Friday, 22 August 2014

Albus' Antlers

Earlier this year we started a week by week photo project of our Master Stag, Albus, growing his new set of antlers. Seeing the pictures side by side really do show that at his age onwards, you can see the antlers growing week by week. Incredible when you think about it!

I have included a few here below, and for those that wish to see all of the photos... that's one a week for the 18 weeks they took to grow, head over to our sister blog linked above under the tab "More BWC Photos"

As you can see from the very top photo, the stags don't always lose both of their antlers at the same time, but they usually are cast within a day of each other. Then even by week one above, you can begging to see bumps where the new antlers are beginning to grow.

Week five and the antlers are showing a bit of shape with a few different tines forming. Some people say that a stag grows a new tine for every year of their life, but this is not true. The number of tines vary from stag to stag... but the antlers do generally get bigger year on year until their later years, so you can guess the age of a stag by the size of the antlers to some extent.

Week nine and starting to look like antlers, and showing off the velvet much clearer. The velvet is the soft furry skin covering the antler through its growth. This supplies the antlers with all they need to grow before being shed and exposing the bone.

Week thirteen and the real shape of the antler is now coming through. You tend to find the each stags antlers will be different from each other, but their own antlers will be similar year on year. They tend to follow a similar shape but just grow larger and/or and an extra tine or two.

Week seventeen and they are now fully grown. All that is left is to strip the velvet off...

And this is known as the deer being in "Tatters", which is where we get the saying from when we describe something as being a mess... or in tatters.

Velvet fully shed, blood cleaned up in the weather, and looking more handsome than ever... Albus Dumbledeer, BWC Master Stag 2014!

To see the other pics in the series, follow the tab above "More BWC Photos"

Wednesday, 20 August 2014

Mammal Tracking

You may remember that last year we helped John Ryder, of Woodcraft School, in collecting some mammal tracks of our collection of British animals... John was extremely pleased with what he was able to get here, that he returned coupled of weeks a go to attempt to get some more, even better tracks!

Can you guess what animal left the footprint above?

Woodcraft School are professional suppliers of bushcraft, natural history and wildlife experiences.

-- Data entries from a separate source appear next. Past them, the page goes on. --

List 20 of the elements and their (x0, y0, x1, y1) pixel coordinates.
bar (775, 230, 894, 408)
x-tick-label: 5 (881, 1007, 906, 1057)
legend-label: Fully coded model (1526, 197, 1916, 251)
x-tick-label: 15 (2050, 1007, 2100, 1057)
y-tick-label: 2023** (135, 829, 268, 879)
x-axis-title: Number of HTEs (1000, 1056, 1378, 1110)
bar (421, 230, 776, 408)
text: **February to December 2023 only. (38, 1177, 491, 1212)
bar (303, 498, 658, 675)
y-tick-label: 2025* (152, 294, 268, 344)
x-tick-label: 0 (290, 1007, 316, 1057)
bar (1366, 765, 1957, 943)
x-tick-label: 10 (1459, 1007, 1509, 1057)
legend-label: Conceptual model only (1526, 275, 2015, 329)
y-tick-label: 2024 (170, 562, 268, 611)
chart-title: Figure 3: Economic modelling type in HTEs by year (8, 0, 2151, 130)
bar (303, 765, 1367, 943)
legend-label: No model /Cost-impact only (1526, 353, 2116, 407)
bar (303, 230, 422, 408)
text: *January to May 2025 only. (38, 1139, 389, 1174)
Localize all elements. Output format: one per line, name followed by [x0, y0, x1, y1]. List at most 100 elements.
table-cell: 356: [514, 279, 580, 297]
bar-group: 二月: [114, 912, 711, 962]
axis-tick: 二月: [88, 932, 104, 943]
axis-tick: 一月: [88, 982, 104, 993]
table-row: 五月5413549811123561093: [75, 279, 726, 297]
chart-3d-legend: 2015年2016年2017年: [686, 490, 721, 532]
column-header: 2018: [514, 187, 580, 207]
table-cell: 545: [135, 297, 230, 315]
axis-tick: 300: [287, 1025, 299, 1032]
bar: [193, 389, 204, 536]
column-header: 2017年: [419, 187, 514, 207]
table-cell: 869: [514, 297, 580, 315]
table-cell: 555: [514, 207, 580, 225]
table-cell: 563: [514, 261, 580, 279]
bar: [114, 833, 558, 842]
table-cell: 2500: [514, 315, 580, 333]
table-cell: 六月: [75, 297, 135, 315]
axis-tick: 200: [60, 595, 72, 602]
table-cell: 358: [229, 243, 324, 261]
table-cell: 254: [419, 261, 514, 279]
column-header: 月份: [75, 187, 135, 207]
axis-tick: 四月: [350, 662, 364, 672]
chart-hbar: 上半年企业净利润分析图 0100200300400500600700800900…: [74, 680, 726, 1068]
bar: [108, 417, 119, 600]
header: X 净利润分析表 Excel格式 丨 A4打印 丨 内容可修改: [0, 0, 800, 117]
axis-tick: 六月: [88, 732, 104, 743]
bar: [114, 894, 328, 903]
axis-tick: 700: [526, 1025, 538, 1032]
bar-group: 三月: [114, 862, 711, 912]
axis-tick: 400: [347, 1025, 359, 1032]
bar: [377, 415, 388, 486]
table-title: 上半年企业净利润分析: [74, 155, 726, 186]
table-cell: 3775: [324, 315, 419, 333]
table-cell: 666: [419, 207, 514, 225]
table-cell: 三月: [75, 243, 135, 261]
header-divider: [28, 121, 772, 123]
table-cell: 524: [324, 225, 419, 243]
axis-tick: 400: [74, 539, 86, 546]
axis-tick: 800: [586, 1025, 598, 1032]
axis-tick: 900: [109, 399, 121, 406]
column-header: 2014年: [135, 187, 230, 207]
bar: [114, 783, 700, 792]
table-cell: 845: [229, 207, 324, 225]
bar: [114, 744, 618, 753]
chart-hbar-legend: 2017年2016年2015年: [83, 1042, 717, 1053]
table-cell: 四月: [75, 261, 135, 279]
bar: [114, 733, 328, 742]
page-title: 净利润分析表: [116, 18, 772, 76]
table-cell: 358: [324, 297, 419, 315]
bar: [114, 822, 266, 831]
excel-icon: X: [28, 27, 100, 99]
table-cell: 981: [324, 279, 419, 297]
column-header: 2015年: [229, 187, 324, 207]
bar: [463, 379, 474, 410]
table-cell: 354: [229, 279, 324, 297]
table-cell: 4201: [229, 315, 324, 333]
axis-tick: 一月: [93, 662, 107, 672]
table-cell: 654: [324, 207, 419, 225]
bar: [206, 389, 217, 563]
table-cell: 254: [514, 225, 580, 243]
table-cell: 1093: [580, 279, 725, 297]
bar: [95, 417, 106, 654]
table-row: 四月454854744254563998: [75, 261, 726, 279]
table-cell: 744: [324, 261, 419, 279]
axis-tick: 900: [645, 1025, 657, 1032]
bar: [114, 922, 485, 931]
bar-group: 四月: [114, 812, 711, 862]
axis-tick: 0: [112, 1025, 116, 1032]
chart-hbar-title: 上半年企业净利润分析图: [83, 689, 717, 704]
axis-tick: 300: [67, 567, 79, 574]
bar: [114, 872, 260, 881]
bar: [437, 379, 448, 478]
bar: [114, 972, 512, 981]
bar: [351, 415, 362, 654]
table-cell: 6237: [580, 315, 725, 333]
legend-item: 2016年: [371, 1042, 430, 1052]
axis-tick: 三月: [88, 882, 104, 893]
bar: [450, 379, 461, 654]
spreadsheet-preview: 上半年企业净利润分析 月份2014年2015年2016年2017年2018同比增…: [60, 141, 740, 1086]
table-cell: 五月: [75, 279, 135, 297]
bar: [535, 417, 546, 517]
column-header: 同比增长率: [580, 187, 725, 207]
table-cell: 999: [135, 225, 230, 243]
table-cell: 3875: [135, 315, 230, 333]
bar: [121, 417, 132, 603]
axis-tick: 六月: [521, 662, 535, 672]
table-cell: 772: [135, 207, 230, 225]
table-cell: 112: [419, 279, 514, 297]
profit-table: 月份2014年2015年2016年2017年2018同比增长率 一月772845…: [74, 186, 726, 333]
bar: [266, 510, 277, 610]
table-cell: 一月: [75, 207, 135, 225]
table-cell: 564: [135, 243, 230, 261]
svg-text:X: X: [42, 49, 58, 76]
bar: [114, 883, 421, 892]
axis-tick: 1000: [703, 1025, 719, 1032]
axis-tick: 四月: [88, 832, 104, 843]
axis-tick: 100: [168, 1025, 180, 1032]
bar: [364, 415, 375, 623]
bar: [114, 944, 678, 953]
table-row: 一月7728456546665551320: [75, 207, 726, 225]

They run and teach courses that can run from a day event, to courses that span over months, all aimed at a variety of skill levels. This is such a great idea, and a brilliant way to get people interested in nature and tracking be it on an enthusiasts level or a professional level working with animals as a profession.

Below is a video from their website about mammal tracks, using some of the tracks we obtained for them last time John was here.

Please do spend the time to have a look at their website, it really is quite interesting and includes another video which we helped with in our small, unique way... supplying a few mammal droppings!

Anyway, back to a couple of weeks a go, and John's main focus was on our mustelids. Lucy helped him out for a day focusing on our polecats, stoats and weasels and took a few pics along the way.

To attempt to get a footprint, John used different mediums... with soft moon sand appearing to be the most successful with our smaller mustelids. Placing this in the enclosure, in a place where the animal had to walk over it, was the way to go... and a little patience to allow the animal to get used to this new contraption soon led to the natural curiosity of wanting to explore.

The next step was to take a record of the footprint next to a gauge to show of the size. Also recorded was the gait of the animal which can tell a lot as to which animal left it behind.

It has been great fun working with John on this project, and we hope this will continue to build a link between ourselves and Woodcraft School. I think John has plans to take this tracking even further, and if we can we will be happy to help him build a collection of accurate British mammal tracks!

Oh, and the footprint at the top... it was of our hedgehog, Timone. Well done to anyone who guessed right!